The second project is a joint work with Tomasz Ciesla (preprint available on arxiv). We construct compacts subsets of R2 which are not "domains of expansion", which answers a question about spectral properties of group actions, raised by Adrian Ioana.

Apart from the general theme of "expansion", both projects are related by the method which is used to construct suitable examples - in both cases the construction is probabilistic, and the required properties follow from entropy estimates.

Uncommon systems of equations (Natasha Morrison), 16:00, ZOOM only

A system of linear equations L over Fq is common if the number of monochromatic solutions to L in any two-colouring of (Fq)n is asymptotically at least the expected number of monochromatic solutions in a random two-colouring of (Fq)n. Motivated by existing results for specific systems (such as Schur triples and arithmetic progressions), as well as extensive research on common and Sidorenko graphs, the systematic study of common systems of linear equations was recently initiated by Saad and Wolf. Building on earlier work of of Cameron, Cilleruelo and Serra, as well as Saad and Wolf, common linear equations have been fully characterised by Fox, Pham and Zhao.
In this talk I will discuss some recent progress towards a characterisation of common systems of two or more equations.
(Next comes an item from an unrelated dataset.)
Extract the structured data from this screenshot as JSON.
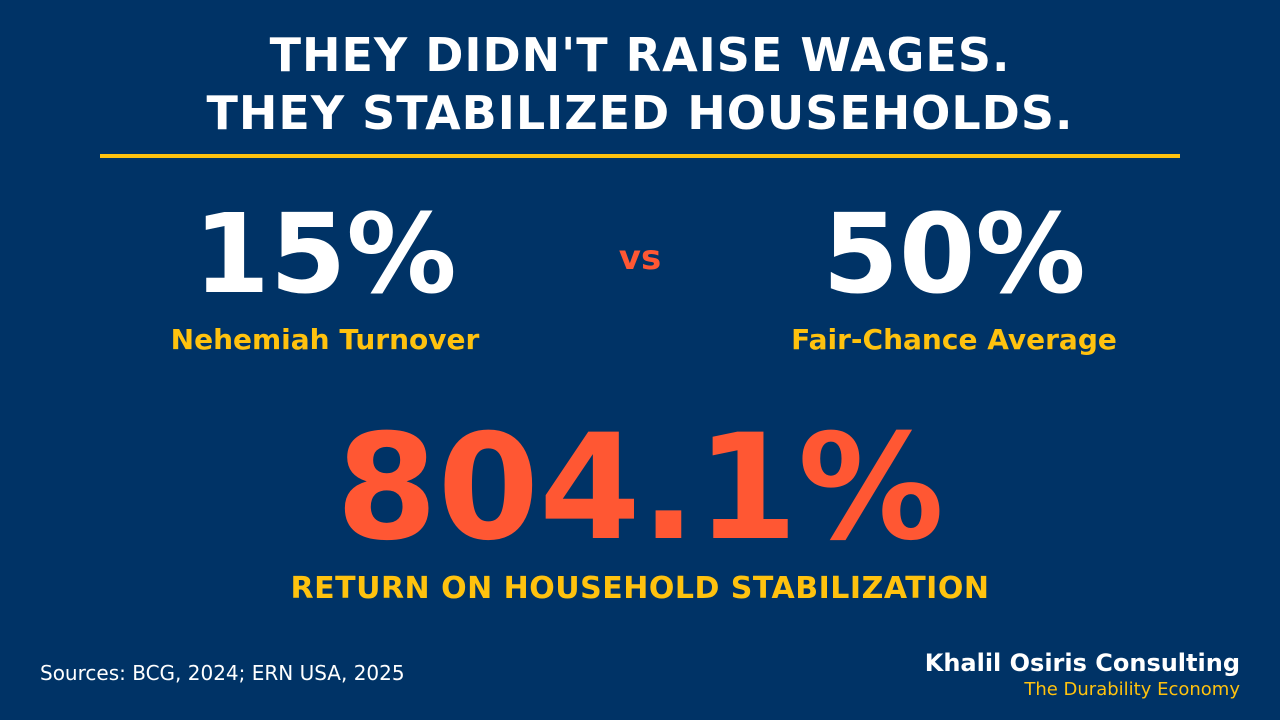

In particular we prove that any system containing an arithmetic progression of length four is uncommon, confirming a conjecture of Saad and Wolf. This follows from a more general result which allows us to deduce the uncommonness of a general system from certain properties of one- or two-equation subsystems.

Asymptotic dimension of graph classes (Carla Groenland), 14:00, B3.02+ZOOM

The notion of asymptotic dimension of graph classes is borrowed from an invariant of metric spaces introduced by Gromov in the context of geometric group theory. In the talk, I will try to give some intuition for the definition and our proof techniques. Our main result is that each minor-closed family of graphs has asymptotic dimension at most 2. I will also mention some corollaries to clustered colouring and CS notions such as weak sparse partition schemes and weak diameter network decompositions. A special case of our main result also implies that complete Riemannian surfaces have asymptotic dimension (even Assouad-Nagata dimension) at most 2 (which was previously unknown).
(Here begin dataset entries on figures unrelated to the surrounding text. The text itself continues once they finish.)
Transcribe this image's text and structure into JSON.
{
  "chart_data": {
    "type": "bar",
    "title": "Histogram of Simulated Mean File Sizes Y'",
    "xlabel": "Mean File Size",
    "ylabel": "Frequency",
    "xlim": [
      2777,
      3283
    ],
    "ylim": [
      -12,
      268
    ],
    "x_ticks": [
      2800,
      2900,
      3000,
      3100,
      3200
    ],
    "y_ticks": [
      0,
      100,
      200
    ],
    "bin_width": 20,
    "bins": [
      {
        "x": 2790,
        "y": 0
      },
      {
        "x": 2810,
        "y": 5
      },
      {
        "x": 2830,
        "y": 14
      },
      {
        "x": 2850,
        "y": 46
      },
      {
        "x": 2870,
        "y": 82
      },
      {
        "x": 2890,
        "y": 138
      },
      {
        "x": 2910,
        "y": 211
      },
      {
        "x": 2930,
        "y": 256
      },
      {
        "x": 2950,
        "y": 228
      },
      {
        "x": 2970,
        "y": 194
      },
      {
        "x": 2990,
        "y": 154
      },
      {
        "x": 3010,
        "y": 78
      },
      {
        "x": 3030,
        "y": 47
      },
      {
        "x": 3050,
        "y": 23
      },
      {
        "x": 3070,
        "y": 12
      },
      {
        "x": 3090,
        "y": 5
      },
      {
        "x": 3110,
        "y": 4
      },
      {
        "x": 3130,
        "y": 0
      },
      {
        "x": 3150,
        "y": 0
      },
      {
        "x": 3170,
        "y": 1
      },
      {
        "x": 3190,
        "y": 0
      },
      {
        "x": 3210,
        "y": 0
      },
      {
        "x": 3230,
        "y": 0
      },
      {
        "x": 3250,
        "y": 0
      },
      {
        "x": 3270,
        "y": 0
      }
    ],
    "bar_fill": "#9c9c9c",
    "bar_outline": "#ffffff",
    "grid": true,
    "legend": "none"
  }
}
This is based on joint work with M. Bonamy, N. Bousquet, L. Esperet, C.-H. Liu, F. Pirot and A. Scott.

Some modern open problems on polytopes with symmetries and regularities (Martin Winter), 14:00, B3.02+ZOOM

Polytope theory has itself established as a modern field of mathematics with deep connections to geometry, combinatorics, and algebra. Convex polytopes with many symmetries and regularities however have thereby played only a secondary role and are often considered as a fascinating, yet esoteric subject of the past. In this talk I want to rectify this by presenting up to three modern open problems that connect the study of such polytopes to representation theory, hyperplane arrangements and Weyl groupoids, as well as spectral graph theory. More specifically, the three topics are the possible symmetries of orbit polytopes, inscribed and simple zonotopes, and the reconstruction of polytopes from graphs via spectral graph theory.
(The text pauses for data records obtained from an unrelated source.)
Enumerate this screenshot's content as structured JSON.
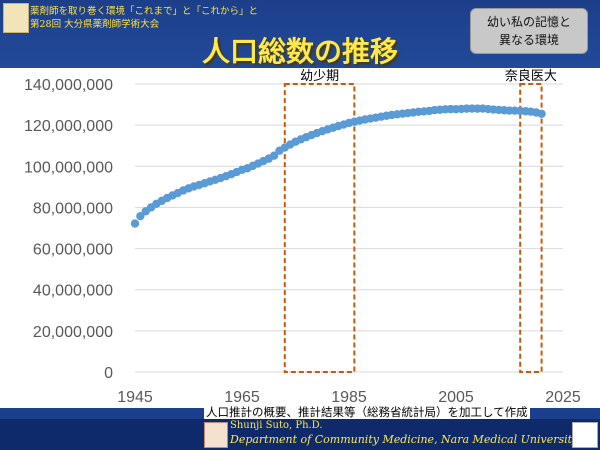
{
  "header": {
    "line1": "薬剤師を取り巻く環境「これまで」と「これから」と",
    "line2": "第28回 大分県薬剤師学術大会"
  },
  "note": {
    "line1": "幼い私の記憶と",
    "line2": "異なる環境"
  },
  "footer": {
    "source": "人口推計の概要、推計結果等（総務省統計局）を加工して作成",
    "author": "Shunji Suto, Ph.D.",
    "affiliation": "Department of Community Medicine, Nara Medical University"
  },
  "colors": {
    "marker": "#5b9bd5",
    "highlight": "#c55a11",
    "title": "#ffe84a"
  },
  "chart_data": {
    "type": "scatter",
    "title": "人口総数の推移",
    "xlabel": "",
    "ylabel": "",
    "xlim": [
      1945,
      2025
    ],
    "ylim": [
      0,
      140000000
    ],
    "x_ticks": [
      "1945",
      "1965",
      "1985",
      "2005",
      "2025"
    ],
    "y_ticks": [
      "0",
      "20,000,000",
      "40,000,000",
      "60,000,000",
      "80,000,000",
      "100,000,000",
      "120,000,000",
      "140,000,000"
    ],
    "grid": "horizontal",
    "series": [
      {
        "x": [
          1945,
          1946,
          1947,
          1948,
          1949,
          1950,
          1951,
          1952,
          1953,
          1954,
          1955,
          1956,
          1957,
          1958,
          1959,
          1960,
          1961,
          1962,
          1963,
          1964,
          1965,
          1966,
          1967,
          1968,
          1969,
          1970,
          1971,
          1972,
          1973,
          1974,
          1975,
          1976,
          1977,
          1978,
          1979,
          1980,
          1981,
          1982,
          1983,
          1984,
          1985,
          1986,
          1987,
          1988,
          1989,
          1990,
          1991,
          1992,
          1993,
          1994,
          1995,
          1996,
          1997,
          1998,
          1999,
          2000,
          2001,
          2002,
          2003,
          2004,
          2005,
          2006,
          2007,
          2008,
          2009,
          2010,
          2011,
          2012,
          2013,
          2014,
          2015,
          2016,
          2017,
          2018,
          2019,
          2020,
          2021
        ],
        "values": [
          72147000,
          75750000,
          78101000,
          80002000,
          81773000,
          83200000,
          84541000,
          85808000,
          86981000,
          88239000,
          89276000,
          90172000,
          90928000,
          91767000,
          92641000,
          93419000,
          94287000,
          95181000,
          96156000,
          97182000,
          98275000,
          99036000,
          100196000,
          101331000,
          102536000,
          103720000,
          105145000,
          107595000,
          109104000,
          110573000,
          111940000,
          113094000,
          114165000,
          115190000,
          116155000,
          117060000,
          117902000,
          118728000,
          119536000,
          120305000,
          121049000,
          121660000,
          122239000,
          122745000,
          123205000,
          123611000,
          124101000,
          124567000,
          124938000,
          125265000,
          125570000,
          125859000,
          126157000,
          126472000,
          126667000,
          126926000,
          127316000,
          127486000,
          127694000,
          127787000,
          127768000,
          127901000,
          128033000,
          128084000,
          128032000,
          128057000,
          127834000,
          127593000,
          127414000,
          127237000,
          127095000,
          127042000,
          126919000,
          126749000,
          126555000,
          126146000,
          125502000
        ]
      }
    ],
    "highlights": [
      {
        "label": "幼少期",
        "x_start": 1973,
        "x_end": 1986,
        "y_start": 0,
        "y_end": 140000000
      },
      {
        "label": "奈良医大",
        "x_start": 2017,
        "x_end": 2021,
        "y_start": 0,
        "y_end": 140000000
      }
    ]
  }
}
Equivariant Cayley Complex Embeddings (George Kontogeorgiou), 14:00, B3.02+ZOOM

In recent years, a lot of progress has been made in high-dimensional combinatorics, i.e. extending concepts from graph theory to higher dimensional CW-complexes. Two such concepts of particular interest are (i) group actions and (ii) embeddings. In this talk we will prove that every finite group which admits a faithful topological action over S3 has a generalised Cayley complex which embeds equivariantly in S3. In the process, we will see some recent theorems and lemmas concerning 2-complex embeddings and group actions over 2-complexes, and we will derive a new combinatorial characterization of finite groups acting faithfully and topologically over S3.